Der zweite Teil meiner Reise durch Graubünden führte uns ins Safiental, welches sich vor einigen Jahren aus den Orten Safien, Tenna, Versam und Valendas zusammengeschlossen hat. Mitten im Naturpark Beverin liegt das Safiental eigentlich nur ein Tal östlicher als das Valsertal und man könnte theoretisch auch über den Walserweg dorthin wandern. Da wir aber eine ganze Truppe mit Gepäck waren, sind wir gemütlich mit dem Postauto dorthin gefahren.
Versam
Das Ziel der Reise war Versam, welches am Rande der Rheinschlucht liegt. Vom Postauto aus konnte ich bereits die kleine Kirche sehen und hab mich direkt nach der Ankunft im Gasthof auf den Weg dorthin gemacht, um den letzten Rest Sonne einzufangen. Rund um die kleine Kirche war der Schnee schon geschmolzen ich hab dort die ersten Frühlingsboten entdeckt.
Gasthaus Rössli
Untergebracht waren wir im Gasthaus Rössli, welches einen Blick in die nicht weniger spektakuläre Schlucht des Rabiusas bietet, der später in den Rhein fließt.
Der erste Abend dort wurde mit einem regionalen Abendessen, bestehend aus einem Salat mit Bündnerfleisch, Capuns (mit Teig gefüllte Mangoldblätter) und Röteli auf Vanilleeis abgeschlossen. Ja, so lässt es sich leben 😉
Tenna
Am nächsten Morgen ging es nach Tenna. Von Versam aus ist man innerhalb von 20 Minuten mit dem Postauto dort. Die Strecke ist recht schmal und kurvenreich und links geht es ordentlich steil runter… 😯
Der Fahrer lotste den Bus jedoch souverän über die Straße.

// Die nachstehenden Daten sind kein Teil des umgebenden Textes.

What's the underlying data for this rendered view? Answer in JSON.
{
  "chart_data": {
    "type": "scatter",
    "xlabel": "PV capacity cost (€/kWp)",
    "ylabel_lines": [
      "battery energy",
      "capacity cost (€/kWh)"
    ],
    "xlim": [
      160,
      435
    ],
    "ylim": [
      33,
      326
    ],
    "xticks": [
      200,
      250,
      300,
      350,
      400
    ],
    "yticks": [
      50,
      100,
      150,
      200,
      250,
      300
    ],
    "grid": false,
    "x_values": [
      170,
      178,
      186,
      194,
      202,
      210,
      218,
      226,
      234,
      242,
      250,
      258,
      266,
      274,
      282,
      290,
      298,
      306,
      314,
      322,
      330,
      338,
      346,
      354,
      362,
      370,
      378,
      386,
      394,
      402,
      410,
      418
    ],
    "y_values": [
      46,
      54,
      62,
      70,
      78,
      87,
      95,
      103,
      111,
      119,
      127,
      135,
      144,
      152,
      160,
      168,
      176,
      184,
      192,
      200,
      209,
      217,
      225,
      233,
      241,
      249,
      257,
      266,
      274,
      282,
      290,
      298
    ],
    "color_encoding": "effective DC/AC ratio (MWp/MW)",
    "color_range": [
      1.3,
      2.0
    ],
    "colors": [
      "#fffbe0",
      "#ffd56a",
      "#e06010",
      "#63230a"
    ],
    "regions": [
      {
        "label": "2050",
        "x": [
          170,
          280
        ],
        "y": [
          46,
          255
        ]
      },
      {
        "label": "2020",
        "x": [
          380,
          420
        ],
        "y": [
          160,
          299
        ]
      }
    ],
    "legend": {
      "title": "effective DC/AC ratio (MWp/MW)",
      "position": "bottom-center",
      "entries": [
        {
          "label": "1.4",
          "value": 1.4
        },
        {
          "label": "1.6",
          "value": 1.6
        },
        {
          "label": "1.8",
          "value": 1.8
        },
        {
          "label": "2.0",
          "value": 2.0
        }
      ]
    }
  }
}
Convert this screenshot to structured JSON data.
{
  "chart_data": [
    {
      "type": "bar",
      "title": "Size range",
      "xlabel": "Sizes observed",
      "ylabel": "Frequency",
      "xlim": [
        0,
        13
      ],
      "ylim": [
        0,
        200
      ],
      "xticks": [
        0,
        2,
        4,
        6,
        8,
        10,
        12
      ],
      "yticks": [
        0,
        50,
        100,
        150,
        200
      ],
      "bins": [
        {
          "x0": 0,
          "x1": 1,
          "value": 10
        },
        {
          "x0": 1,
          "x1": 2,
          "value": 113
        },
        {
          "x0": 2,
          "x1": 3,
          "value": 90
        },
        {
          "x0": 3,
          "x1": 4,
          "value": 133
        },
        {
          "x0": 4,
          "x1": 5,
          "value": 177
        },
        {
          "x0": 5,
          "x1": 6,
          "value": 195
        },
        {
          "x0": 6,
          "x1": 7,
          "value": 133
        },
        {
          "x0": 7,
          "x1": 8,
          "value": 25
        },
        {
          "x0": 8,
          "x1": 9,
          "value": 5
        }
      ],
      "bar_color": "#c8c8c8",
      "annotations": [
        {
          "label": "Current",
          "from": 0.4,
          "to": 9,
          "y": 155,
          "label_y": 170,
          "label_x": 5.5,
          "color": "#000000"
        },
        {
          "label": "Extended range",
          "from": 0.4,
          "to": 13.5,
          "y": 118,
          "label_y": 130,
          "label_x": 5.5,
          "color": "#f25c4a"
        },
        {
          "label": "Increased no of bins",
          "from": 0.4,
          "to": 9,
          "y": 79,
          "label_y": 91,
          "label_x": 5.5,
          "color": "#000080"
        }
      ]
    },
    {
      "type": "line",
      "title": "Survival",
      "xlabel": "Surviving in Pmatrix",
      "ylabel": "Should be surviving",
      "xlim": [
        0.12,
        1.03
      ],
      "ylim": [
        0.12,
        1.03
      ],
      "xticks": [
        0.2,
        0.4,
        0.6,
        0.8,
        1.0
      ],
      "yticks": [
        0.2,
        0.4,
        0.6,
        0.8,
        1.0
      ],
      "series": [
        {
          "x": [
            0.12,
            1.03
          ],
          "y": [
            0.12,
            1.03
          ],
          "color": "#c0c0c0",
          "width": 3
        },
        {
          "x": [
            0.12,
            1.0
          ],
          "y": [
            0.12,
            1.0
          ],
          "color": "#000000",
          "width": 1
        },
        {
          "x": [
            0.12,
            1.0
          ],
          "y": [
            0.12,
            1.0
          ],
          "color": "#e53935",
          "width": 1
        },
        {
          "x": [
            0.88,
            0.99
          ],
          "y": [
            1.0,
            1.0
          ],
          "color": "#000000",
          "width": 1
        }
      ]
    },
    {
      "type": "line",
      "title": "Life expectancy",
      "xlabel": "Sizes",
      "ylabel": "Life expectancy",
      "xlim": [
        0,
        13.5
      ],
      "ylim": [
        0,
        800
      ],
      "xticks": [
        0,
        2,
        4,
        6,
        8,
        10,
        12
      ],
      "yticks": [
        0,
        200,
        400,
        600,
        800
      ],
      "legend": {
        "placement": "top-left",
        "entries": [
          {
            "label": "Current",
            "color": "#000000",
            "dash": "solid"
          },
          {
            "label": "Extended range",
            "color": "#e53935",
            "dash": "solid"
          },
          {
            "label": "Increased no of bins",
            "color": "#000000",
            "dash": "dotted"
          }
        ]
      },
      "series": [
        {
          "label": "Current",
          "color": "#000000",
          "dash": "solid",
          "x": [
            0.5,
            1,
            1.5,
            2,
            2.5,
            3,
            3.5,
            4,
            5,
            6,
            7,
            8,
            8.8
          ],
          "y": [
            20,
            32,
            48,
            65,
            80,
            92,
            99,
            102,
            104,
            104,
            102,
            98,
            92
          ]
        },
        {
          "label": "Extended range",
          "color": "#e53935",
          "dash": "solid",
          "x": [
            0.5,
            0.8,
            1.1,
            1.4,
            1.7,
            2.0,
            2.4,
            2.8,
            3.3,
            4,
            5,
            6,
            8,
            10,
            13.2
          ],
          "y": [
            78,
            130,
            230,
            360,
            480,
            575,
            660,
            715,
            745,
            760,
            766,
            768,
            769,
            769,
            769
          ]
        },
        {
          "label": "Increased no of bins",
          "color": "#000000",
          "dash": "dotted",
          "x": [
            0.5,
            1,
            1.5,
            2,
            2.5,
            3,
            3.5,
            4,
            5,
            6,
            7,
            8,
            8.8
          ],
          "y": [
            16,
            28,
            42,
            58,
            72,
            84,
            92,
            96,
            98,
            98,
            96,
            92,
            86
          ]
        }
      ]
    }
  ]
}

Was mich überraschte: es gibt einen Abzweig nach Tenna, an dem ein kleineres Postauto bereit steht und wir problemlos umsteigen konnten. Pünktlich sind sie ja, die Schweizer. Links und rechts entdeckten wir Rehe im Schnee und je höher wir kamen, um so mehr Schnee lag dort.
Tenna mit seinen grade mal 100 Einwohnern liegt auf einer Sonnenterrasse und ist noch ordentlich mit Schnee bedeckt. Rundherum hat man den Blick auf eine herrliche Bergwelt und der blaue Himmel tut sein übriges, dieses kleine und schmucke Dorf im besten Licht erscheinen zu lassen.
Von der Busstation sind es noch ein paar hundert Meter bis zum Skilift und auch Jörg und ich nahmen an der Vorstellung des weltweit ersten Solarskiliftes durch Edi Schaufelberger teil. Ich selber bin ja so überhaupt kein Fan von Skigebieten, da diese meist mit einem Raubbau an der Natur verbunden sind…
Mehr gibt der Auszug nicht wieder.